“I suspected as much. She is very invested in your happiness, I think, and she showed a clear partiality for me.”
Darcy, helpless to prevent it, smiled. Elizabeth thought, not for the first time, that he ought to do it considerably more often.
They walked on to find Jane and Bingley, and Elizabeth reflected that she had come quite a long way from the sitting room at Hunsford, and felt, all things considered, that the journey had been worthwhile.
Mrs Bennet required several minutes to fully absorb the intelligence.
This was not because she was slow on the uptake, but because her expectations required considerable reorganisation. Jane and Lydia had been anticipated, in their various forms, all summer. Elizabeth and Darcy fell outside the scope of her prepared positions.
“But,” Mrs Bennet said, and then stopped.
“Mama.”
“Ten thousand a year,” Mrs Bennet said, as though locating a fixed point from which to triangulate. “And Pemberley.”
“Yes.”
A silence of some duration. Then, abruptly, the full force of the thing arrived. “Oh, my dearest Lizzy! How rich and great you will be! What pin-money, what jewels, what carriages!” She seized Elizabeth’s hands. “And when Lady Lucas hears of this she will positively expire with envy, for you know Charlotte will never…”
“There is Lydia’s wedding first, Mama,” Elizabeth said. “We shall have time enough to think of everything else after.”

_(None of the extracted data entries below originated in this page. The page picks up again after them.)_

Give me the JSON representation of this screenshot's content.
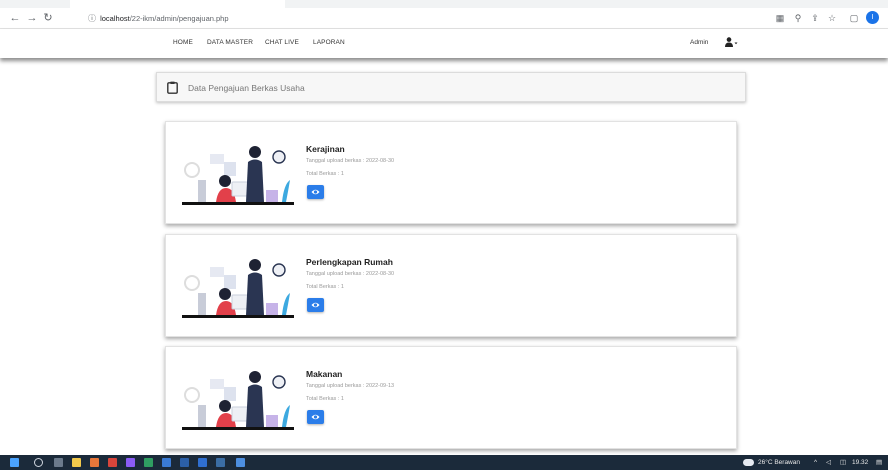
{
  "browser": {
    "url_host": "localhost",
    "url_path": "/22-ikm/admin/pengajuan.php",
    "back_icon": "arrow-left-icon",
    "forward_icon": "arrow-right-icon",
    "reload_icon": "reload-icon",
    "profile_initial": "I"
  },
  "navbar": {
    "links": [
      "HOME",
      "DATA MASTER",
      "CHAT LIVE",
      "LAPORAN"
    ],
    "user_label": "Admin"
  },
  "page": {
    "title": "Data Pengajuan Berkas Usaha"
  },
  "cards": [
    {
      "name": "Kerajinan",
      "date": "Tanggal upload berkas : 2022-08-30",
      "total": "Total Berkas : 1"
    },
    {
      "name": "Perlengkapan Rumah",
      "date": "Tanggal upload berkas : 2022-08-30",
      "total": "Total Berkas : 1"
    },
    {
      "name": "Makanan",
      "date": "Tanggal upload berkas : 2022-09-13",
      "total": "Total Berkas : 1"
    }
  ],
  "taskbar": {
    "weather": "26°C Berawan",
    "time": "19.32"
  },
  "colors": {
    "accent": "#2b7de9",
    "taskbar": "#1b2a3a"
  }
}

This was a temporary measure, and she knew it. But for now her mother subsided into a pleasurable contemplation that left Elizabeth in sufficient peace to catch Jane’s eye across the room. Jane’s expression was all warm congratulation and gentle, private amusement, and it did more to settle Elizabeth’s spirits than anything else could have done.
She found her father in his library.
He looked up when she came in, and then looked at her again more carefully, with the precise attention he gave her when he suspected she had something of consequence to say.
“Sit down, Lizzy.”
She sat.
“He has spoken to me,” her father said. “This afternoon, after you came back from your walk. He is not the kind of man it would be easy to refuse, but for your sake, Lizzy…” He studied her face. “But I see that will not be necessary.”
Elizabeth met his gaze. “Have I told you enough?”
“Your face has.” He was quiet for a moment, looking down at his book without reading it. “You told me in Brighton that he was not the man we thought him. Less proud, you said. Kinder. I believed you, because I had seen a little of it myself.” He paused. “But I understand a good deal more of what you meant, having spoken with him today. He talks about you in a way that I had not anticipated.” A further pause. “As though he is paying attention.”
“He always pays attention,” Elizabeth said. “It took me longer than it should have to see it.”
“Mm.” Her father was quiet again. Then he picked up his pen, which she knew to mean he was approaching the end of what he wished to say aloud. “I shall tell him yes, Lizzy. And I will say to you what I said to him; that I hope with all my heart he makesyou happy. You are the one daughter I could least bear to see in an unhappy marriage.”
Elizabeth, finding she had nothing adequate to say in return, crossed the room and kissed his cheek. He patted her hand a little awkwardly, as a man does when he is more moved than he would prefer anyone to see.
“Off you go,” he said, and she went.
Netherfield had never been so full.
The earl and countess appeared comfortable in any room they entered. Lady Catherine had the superior air of a woman who considered every house she visited inferior to Rosings and was prepared to tolerate it charitably. Caroline moved through the drawing room with the precision of someone who had spent the day planning her path through it, greeting each guest with a warmth so carefully calibrated to their consequence that it functioned, if you were watching closely, as a nearly perfect map of how she had assessed the room.
Elizabeth was watching closely.
So was Lydia, she noticed; standing beside her, her attention moving about the room with the same quiet assessment. Though her conclusions, Elizabeth suspected, were arrived at by rather different means.
Caroline reached them last, which told its own story.
“Miss Elizabeth.” The warmth was genuine enough in volume. “And Miss Lydia, how very well you look this evening. That colour is most becoming.”
“Thank you, Miss Bingley,” Lydia said pleasantly. “Your gown is beautiful. I have been admiring it since you came in.”